John Hammond Sr, legendary record-producer, producer of Allen’s First Blues, was born on this day (December 15)
First Blues Hammond Sessions 1976
“I’d visited John Hammond at his CBS office with the Dylan tapes, First Blues book, and Blake music tapes. At the end of the Rolling Thunder tour, he offered to produce an album, so we recorded with the musicians already familiar with my tunes.”
John Hammond ( in 1983):
“Allen Ginsberg is not only one of the world’s best poets, but one of its finest citizens as well. Long impressed with his music abilities – I recorded Allen in 1976 but Columbia Records refused to issue the results, considering the songs obscene and disrespectful. I am thrilled to be able to finally present Allen on my own label, not only the 1976 sessions but those from 1971 and 1981 as well. I will present “disrespectful” music like this as often as possible.”
John Hammond’s politics were a singular bond – a life-time progressive, a central figure in the struggle for social justice.
Louis Proyect writing on “Jazz and Radical Politics”:
“Although.. never a member of the Communist Party, he was probably the best-known left-wing figure in the jazz community of the 1930s and ’40s. As a record producer, a Nation magazine contributor and a board member of the NAACP, he fought against segregation both within the jazz world and in American society as a whole.”
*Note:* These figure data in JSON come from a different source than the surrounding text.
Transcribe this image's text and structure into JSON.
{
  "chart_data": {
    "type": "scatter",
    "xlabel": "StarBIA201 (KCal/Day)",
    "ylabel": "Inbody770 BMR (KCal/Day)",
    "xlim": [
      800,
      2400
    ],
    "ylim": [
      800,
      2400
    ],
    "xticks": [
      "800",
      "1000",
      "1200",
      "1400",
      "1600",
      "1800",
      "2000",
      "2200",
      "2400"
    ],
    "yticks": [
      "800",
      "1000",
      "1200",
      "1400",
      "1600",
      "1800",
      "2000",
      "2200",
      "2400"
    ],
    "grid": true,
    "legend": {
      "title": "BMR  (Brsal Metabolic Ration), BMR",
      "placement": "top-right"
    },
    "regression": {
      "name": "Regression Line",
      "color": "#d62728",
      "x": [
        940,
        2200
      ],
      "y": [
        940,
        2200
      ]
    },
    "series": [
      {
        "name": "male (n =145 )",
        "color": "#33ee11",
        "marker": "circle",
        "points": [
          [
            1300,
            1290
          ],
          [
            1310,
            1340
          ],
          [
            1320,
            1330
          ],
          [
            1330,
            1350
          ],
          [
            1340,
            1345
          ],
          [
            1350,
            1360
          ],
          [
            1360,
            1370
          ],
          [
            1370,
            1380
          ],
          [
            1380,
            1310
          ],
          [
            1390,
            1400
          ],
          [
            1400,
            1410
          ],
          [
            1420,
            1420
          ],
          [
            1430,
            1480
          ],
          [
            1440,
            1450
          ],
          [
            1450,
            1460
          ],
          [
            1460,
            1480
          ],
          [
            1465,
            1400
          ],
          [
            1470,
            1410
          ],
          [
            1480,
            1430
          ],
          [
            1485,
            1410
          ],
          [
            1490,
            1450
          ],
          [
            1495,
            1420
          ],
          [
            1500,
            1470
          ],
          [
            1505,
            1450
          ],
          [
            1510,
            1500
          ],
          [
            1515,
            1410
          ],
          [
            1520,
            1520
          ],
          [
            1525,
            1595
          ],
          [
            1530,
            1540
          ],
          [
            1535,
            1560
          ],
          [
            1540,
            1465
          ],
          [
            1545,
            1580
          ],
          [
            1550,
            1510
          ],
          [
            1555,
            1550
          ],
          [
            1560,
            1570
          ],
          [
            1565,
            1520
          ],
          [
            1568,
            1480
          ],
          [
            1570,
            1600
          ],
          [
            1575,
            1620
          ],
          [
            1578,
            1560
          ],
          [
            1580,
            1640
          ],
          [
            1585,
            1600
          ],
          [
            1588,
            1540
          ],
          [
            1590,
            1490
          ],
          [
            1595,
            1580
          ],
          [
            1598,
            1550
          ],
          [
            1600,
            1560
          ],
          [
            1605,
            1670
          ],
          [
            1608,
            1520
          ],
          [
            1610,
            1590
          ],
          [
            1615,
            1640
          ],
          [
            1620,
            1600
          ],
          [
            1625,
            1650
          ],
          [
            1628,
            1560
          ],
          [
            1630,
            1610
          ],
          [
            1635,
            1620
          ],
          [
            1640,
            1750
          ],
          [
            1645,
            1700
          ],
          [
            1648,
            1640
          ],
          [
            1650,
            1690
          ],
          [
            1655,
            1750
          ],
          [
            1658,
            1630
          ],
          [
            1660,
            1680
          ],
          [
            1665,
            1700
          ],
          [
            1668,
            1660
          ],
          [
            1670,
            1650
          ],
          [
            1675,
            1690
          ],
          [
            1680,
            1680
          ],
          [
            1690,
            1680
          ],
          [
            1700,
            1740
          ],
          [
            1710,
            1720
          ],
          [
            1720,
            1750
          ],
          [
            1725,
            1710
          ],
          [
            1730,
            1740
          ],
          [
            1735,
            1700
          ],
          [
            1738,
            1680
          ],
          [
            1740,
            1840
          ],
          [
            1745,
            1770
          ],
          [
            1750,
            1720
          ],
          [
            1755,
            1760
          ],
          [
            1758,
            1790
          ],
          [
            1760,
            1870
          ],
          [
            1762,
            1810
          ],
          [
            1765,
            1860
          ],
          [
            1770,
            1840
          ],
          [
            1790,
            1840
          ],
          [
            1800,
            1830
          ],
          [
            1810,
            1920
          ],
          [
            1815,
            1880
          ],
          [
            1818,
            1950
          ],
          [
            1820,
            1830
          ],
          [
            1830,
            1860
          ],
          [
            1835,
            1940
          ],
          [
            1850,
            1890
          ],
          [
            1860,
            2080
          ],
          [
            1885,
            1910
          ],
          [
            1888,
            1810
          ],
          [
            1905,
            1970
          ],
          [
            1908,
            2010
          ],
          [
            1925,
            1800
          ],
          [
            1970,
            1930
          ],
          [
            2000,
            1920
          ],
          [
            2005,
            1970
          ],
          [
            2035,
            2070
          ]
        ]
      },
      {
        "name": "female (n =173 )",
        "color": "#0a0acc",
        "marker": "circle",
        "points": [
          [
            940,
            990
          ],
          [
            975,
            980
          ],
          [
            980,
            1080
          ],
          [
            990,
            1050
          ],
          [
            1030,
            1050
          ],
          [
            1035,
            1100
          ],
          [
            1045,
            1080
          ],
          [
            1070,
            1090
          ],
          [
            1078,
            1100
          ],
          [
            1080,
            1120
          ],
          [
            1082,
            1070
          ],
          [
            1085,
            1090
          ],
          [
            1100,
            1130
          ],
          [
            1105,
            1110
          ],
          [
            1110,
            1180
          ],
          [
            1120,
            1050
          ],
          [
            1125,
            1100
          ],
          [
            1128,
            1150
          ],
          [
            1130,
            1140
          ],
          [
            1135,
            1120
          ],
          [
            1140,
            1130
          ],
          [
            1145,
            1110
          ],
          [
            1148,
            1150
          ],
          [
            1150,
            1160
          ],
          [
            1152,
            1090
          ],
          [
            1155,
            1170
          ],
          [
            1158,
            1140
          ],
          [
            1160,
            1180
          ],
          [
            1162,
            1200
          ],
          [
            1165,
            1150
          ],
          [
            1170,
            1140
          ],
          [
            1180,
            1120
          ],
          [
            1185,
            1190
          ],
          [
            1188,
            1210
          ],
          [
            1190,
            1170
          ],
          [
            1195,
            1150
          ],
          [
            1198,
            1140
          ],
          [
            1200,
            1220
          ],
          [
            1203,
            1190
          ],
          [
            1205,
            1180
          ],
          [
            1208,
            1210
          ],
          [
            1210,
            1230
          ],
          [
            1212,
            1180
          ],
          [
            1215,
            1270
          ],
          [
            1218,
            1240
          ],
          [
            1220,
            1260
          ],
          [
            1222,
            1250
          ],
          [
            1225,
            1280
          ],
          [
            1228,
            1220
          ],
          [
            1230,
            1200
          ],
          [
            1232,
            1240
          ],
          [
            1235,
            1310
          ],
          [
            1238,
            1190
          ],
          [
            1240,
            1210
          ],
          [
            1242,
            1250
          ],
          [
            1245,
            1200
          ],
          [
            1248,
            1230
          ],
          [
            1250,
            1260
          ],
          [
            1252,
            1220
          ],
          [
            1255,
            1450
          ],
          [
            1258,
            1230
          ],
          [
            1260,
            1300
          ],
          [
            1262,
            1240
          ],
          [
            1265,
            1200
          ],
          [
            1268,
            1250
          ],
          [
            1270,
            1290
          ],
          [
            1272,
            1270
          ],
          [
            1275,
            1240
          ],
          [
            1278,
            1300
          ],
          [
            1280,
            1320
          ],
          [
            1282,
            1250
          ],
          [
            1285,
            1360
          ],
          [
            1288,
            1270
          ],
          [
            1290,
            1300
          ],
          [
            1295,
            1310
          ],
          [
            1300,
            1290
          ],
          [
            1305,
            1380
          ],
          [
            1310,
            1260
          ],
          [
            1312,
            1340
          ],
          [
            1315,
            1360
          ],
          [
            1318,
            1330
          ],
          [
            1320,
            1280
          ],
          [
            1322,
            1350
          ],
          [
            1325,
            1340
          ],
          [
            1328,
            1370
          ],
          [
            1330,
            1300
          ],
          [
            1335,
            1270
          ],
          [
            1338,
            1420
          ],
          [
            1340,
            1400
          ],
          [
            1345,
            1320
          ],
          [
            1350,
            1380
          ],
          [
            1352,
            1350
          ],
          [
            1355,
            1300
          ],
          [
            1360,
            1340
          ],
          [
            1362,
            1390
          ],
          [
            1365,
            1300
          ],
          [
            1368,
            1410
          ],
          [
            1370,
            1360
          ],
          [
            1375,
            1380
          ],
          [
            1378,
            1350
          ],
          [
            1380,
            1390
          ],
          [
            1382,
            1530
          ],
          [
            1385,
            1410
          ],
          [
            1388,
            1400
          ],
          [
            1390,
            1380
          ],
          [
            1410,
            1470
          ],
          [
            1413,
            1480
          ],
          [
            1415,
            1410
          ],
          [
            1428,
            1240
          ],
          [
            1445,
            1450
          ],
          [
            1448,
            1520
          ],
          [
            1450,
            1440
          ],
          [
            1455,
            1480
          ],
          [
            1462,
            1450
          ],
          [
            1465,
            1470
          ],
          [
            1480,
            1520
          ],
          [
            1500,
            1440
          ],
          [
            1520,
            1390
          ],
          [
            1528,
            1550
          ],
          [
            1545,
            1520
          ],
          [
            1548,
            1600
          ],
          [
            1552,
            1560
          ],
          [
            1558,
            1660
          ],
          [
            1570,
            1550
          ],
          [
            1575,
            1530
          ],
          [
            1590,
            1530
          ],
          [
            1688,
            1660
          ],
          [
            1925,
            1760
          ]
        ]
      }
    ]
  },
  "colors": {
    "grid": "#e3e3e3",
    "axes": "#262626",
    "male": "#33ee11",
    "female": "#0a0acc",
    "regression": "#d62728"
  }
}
John Hammond speaks on the Scottsboro Boys and other civil rights cases (oral history for the Robert F Wagner Labor Archives) – here
Hammond was personally responsible for discovering an extraordinary roster of names Benny Goodman, Count Basie, Billie Holiday, Robert Johnson, Bessie Smith, Bob Dylan, Aretha Franklin, Pete Seeger, Bruce Springsteen, and that’s not all.
Listen to his legendary 1938 “From Spirituals to Swing” concert – here
Benny Carter, George Benson, Teddy Wilson, Jo Jones,Milt Hinton, Red Norvo, and Benny Morten were part of a 1975 ‘all-star” tribute to Hammond – see here
Hart Perry‘s 1991 PBS American Masters documentary John Hammond – From Bessie Smith to Bruce Springsteen is an invaluable and inspiring introduction to a remarkable life
“Few people outside the music industry know his name but John Hammond, though not himself a professional musician exerted greater influence on America’s cultural life, and by extension the world, than most performers. Hammond had a genius for discovering and nurturing talent. His interest in black artists proved contagious. By introducing them into the mainstream, he permanently changed the face of contemporary music.”
Ahmet Ertegun (inducting him into the Rock & Roll Hall of Fame in 1986) – “He didn’t just change the industry, he changed the world”
Dunstan Prial 2006 biography, The Producer – John Hammond and the Soul of American Music is a well-researched and illuminating read
Here’s the New York Times review of it
Dunstan Prial is interviewed about Hammond
here’s an excerpt – “When John Hammond “discovered” Billie Holiday”
Denis Munday – John Hammond – The Most Influential Music Man of the Twentieth Century
Paul Sexton – An Unfailing Ear – The Impeccable Taste of John Hammond Snr.
Frank Beacham’s birthday greeting (from last year)
We’re happy to salute a great man on the anniversary of his birthday (and a shout-out too to his illustrious son!)